Мерфи - [81]
Коленопреклоненный Мерфи, запустивший пальцы в свои волосы, торчавшие между ними черными грубыми пучками, как гребни скал меж полосами грязного снега, почти касающийся губами, носом и лбом губ, носа и лба Эндона, глядящий на свое отражение, искаженное до почти полной, болезненной неузнаваемости в Эндоновых ничего и никого не видящих глазах, услышал вдруг мысленным слухом слова, которые, казалось, настойчиво требовали, чтобы их произнесли вслух, громко, прямо в лицо Эндону. И это требовалось от Мерфи, который обычно сам ни с кем не заговаривал и от которого можно было услышать что-либо лишь в том случае, если ему нужно было отвечать на вопрос, к нему обращенный, и то не всегда!
Смолкли.

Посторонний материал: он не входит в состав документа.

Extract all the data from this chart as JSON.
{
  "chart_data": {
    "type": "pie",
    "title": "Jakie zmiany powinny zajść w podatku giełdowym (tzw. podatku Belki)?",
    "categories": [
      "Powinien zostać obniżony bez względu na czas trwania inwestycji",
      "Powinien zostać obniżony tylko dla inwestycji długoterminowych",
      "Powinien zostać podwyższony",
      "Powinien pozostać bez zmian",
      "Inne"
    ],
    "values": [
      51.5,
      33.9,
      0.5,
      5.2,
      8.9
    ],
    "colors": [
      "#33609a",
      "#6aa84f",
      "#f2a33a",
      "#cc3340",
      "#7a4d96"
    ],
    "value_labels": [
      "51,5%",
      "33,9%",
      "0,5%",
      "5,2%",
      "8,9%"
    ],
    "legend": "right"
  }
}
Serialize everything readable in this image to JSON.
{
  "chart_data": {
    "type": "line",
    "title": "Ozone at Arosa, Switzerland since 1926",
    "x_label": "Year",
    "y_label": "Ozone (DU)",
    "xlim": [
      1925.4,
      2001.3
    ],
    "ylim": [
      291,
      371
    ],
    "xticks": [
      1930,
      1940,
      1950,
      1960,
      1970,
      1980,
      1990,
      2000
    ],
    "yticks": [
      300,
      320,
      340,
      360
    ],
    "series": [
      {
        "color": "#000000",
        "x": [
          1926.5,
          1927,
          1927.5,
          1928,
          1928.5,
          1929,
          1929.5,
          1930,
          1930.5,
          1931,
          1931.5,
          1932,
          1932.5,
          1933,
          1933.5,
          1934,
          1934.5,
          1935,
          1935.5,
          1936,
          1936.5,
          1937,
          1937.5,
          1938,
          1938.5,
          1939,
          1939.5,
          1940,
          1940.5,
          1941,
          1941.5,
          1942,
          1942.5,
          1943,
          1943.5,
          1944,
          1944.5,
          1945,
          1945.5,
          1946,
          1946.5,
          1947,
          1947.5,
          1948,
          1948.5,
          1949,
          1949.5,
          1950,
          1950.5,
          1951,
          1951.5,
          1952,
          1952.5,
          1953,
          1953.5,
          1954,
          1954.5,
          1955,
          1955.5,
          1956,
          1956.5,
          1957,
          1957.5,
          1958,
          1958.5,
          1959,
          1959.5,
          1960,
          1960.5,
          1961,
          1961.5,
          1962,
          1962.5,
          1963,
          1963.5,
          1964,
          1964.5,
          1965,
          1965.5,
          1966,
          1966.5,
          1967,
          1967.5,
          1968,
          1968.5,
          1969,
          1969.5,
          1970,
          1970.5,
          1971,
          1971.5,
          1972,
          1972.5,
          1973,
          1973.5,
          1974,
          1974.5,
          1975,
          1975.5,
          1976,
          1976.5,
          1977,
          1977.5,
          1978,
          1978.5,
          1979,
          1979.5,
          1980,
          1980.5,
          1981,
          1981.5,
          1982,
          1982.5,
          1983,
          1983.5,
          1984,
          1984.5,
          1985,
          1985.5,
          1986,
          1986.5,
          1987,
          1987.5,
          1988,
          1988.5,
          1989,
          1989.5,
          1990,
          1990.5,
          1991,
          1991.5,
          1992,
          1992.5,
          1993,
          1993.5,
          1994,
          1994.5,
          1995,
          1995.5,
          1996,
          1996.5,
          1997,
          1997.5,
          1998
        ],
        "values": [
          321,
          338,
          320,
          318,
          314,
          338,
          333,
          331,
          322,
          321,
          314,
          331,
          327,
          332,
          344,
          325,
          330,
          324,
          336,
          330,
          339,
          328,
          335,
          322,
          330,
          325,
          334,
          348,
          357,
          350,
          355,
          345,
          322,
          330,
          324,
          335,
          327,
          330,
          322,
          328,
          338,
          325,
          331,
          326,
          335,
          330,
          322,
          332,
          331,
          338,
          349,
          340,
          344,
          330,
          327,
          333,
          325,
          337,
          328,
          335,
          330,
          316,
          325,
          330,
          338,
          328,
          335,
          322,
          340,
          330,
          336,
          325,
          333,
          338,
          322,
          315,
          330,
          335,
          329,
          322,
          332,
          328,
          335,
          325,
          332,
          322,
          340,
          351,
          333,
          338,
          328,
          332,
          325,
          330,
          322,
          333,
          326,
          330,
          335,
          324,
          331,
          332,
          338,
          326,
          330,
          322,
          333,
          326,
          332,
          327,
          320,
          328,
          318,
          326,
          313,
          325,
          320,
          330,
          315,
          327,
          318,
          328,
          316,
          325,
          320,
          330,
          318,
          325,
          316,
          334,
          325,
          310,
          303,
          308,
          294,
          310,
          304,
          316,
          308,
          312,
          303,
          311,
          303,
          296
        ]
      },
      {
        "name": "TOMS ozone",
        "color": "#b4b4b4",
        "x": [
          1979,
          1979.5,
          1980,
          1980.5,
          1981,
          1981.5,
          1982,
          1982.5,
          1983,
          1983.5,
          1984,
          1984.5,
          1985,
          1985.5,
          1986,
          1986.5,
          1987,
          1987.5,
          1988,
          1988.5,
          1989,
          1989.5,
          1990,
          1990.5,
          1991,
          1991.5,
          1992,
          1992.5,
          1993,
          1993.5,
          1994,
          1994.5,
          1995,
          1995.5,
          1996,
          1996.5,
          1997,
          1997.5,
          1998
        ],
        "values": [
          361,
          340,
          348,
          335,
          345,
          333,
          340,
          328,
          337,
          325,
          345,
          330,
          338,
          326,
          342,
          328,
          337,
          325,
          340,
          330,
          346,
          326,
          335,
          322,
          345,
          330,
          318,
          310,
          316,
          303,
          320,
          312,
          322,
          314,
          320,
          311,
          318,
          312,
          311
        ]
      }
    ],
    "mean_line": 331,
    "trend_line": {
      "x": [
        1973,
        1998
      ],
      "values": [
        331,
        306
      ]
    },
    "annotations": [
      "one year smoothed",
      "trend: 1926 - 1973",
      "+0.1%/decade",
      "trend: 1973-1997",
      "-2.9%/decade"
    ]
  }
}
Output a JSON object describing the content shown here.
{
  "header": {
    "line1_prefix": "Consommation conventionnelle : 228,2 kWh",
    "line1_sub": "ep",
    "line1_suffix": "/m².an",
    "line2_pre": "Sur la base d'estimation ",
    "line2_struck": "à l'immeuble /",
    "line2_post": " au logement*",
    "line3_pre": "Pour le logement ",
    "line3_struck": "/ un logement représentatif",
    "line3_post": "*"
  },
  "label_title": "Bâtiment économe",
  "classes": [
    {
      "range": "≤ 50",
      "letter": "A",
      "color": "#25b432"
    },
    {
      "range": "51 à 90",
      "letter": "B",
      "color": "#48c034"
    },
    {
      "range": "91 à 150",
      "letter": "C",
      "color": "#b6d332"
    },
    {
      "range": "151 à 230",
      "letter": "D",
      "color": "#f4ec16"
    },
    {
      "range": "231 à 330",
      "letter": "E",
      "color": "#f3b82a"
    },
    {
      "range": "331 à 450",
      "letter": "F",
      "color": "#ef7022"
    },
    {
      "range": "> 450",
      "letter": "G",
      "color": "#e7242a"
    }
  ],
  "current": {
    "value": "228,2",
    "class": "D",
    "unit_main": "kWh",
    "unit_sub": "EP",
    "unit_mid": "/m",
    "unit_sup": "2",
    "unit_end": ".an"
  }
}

И снова:
«В последний раз Мерфи видел Эндона тогда, когда Эндон уже не видел Мерфи. Тогда же Мерфи увидел и себя в последний раз, крошечным и отраженным».
Смолкли. И снова:
«Отношения между Мерфи и Эндоном, пожалуй, наилучшим образом можно было бы описать как грусть первого, испытанная от того, что он увидел себя в глазах последнего, который перестал видеть что-либо или кого-либо кроме себя самого».
Слова умолкли надолго. А потом снова:
«Мерфи – пылинка в глазу Эндона, видящего невидимое».
Вот и весь метеорический афлятус![224] Мерфи уверенным движением уложил голову Эндона на подушку, поднялся с колен, вышел из палаты, а потом ушел из корпуса, без сожаления, но и без облегчения.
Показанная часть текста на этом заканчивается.